In vivo fluorescence microscopy of corneal neovascularization.

PURPOSE

The purpose of our study establish an animal model to study the microcirculation in corneal neovascularization in the living animal atraumatically.

METHODS

Corneal neovascularization was induced in New Zealand white rabbits by a standard micropocket assay utilizing pellets with 250 ng basic fibroblast growth factor. Anesthesia consisted of intramuscular injections of ketamine and xylazine. Intravital microscopy was performed without preparation of the cornea. Rhodamine 6G was used as fluorescent dye to stain leukocytes. Fluorescein-isothiocyanate-dextran served as plasma marker. Microcirculation analysis was done off-line by digital video imaging with special analysis software and included the following parameters: vessel diameters, blood velocity, and differentiation of leukocytes according to their interaction with endothelium into free-floating. rolling and sticking leukocytes.

RESULTS

Vessel diameters in venular trunk vessels showed diameters of 54.0 +/- 13.3 microns with 1.1 +/- 0.5 mm/s flow; 29.4 +/- 16.3% of all leukocytes were attached to the vascular wall. The number of sticking leukocytes was found to be 17.8 +/- 36.0 cells/mm endothelial surface. Values are given for arteriolar trunk and branch as well as venular branch vessels.

CONCLUSIONS

This method for in vivo microscopic observation and quantification of the vasculature of the ocular surface seems to be suitable for evaluation of microhemodynamic and leukocyte measurements in mature neovascular vessels.

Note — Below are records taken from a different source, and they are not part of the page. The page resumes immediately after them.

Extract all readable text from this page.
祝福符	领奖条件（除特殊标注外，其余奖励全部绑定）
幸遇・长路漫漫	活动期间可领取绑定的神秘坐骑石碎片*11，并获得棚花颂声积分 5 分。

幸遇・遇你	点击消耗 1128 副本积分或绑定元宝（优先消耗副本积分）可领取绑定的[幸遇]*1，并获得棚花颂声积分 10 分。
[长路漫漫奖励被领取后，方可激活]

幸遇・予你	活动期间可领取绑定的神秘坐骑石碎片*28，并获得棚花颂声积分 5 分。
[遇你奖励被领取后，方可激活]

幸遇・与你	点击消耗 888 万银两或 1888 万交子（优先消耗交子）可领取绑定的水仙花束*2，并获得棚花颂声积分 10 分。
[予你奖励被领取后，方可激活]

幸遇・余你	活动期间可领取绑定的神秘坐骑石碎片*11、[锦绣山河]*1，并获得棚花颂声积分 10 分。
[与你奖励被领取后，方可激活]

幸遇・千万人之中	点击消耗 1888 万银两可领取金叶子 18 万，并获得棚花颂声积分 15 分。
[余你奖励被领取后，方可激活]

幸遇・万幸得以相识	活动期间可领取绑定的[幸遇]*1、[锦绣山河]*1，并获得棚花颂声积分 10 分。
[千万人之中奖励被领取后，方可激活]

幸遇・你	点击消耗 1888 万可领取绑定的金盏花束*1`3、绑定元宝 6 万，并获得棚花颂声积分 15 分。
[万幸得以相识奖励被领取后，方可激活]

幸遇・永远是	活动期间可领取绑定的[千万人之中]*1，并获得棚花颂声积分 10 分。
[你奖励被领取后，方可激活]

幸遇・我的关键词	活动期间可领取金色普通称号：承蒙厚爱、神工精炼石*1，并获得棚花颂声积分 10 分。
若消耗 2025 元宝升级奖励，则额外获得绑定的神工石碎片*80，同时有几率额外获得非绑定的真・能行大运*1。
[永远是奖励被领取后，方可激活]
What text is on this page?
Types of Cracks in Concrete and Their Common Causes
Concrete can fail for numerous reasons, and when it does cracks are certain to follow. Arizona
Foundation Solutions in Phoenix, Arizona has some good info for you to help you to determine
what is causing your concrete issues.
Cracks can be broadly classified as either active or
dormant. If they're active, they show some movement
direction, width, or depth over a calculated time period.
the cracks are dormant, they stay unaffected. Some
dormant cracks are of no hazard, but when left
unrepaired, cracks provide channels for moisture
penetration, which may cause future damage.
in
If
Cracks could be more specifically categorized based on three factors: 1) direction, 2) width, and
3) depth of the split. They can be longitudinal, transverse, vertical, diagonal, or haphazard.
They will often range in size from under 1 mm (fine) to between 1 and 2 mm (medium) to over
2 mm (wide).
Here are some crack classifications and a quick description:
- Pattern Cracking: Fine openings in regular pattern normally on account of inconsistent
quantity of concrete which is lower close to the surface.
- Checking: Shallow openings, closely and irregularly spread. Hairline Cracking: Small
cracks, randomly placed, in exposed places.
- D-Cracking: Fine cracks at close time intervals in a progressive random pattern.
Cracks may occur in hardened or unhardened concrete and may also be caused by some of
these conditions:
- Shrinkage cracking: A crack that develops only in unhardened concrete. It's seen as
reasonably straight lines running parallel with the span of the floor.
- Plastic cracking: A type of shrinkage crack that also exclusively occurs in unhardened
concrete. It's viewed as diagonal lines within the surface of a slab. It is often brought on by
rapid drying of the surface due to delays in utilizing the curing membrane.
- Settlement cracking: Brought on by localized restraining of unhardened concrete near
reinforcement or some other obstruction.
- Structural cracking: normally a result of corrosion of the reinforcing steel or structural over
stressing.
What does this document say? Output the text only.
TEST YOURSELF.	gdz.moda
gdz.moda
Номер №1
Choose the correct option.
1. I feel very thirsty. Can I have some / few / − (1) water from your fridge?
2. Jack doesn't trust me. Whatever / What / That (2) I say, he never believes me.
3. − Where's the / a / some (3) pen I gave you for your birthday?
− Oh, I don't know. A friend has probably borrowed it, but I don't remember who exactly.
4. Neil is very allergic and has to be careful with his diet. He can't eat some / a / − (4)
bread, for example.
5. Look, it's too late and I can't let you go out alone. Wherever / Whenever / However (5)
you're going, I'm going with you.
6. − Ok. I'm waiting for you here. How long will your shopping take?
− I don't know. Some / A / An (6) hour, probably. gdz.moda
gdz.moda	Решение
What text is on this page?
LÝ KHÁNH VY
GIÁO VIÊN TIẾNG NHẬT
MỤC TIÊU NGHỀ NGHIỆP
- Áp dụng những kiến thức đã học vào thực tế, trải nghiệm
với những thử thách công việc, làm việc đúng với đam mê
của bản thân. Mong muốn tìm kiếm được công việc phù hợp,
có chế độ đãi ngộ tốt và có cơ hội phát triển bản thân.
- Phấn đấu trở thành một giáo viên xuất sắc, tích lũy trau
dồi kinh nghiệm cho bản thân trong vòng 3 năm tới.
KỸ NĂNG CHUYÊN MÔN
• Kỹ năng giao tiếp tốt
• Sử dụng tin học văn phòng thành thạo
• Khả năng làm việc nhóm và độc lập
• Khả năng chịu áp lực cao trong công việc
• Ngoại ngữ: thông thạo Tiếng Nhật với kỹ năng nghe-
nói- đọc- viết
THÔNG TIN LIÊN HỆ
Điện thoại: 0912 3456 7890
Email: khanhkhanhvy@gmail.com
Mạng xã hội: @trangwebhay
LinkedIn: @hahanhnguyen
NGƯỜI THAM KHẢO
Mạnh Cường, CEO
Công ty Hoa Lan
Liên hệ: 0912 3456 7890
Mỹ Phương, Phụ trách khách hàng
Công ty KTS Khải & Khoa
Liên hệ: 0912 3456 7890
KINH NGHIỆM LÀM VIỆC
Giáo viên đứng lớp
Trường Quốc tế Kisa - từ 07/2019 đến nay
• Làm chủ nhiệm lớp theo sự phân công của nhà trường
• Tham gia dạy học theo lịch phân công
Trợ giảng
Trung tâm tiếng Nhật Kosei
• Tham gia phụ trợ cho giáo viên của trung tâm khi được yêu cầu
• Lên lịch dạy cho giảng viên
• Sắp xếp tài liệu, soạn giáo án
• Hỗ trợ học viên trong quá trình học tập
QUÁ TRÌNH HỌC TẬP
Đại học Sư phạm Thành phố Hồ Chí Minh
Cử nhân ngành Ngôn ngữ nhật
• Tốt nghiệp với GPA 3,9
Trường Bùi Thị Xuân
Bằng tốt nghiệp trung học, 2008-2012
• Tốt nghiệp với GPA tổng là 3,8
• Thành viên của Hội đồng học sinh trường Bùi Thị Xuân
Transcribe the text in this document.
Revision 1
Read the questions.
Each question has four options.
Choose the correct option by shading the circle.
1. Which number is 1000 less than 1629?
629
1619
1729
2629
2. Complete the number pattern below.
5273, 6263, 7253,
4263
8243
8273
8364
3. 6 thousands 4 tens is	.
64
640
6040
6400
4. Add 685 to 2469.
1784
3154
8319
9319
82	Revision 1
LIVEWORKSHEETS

It allows atraumatic experiments without corneal preparation procedures which disturb the microcirculation. The results concerning microhemodynamics and adherence of leukocytes are in a range comparable to other microcirculation studies. This new model could provide insight into the pathophysiology of microcirculatory disorders of the anterior eye segment, e.g. during angiogenesis.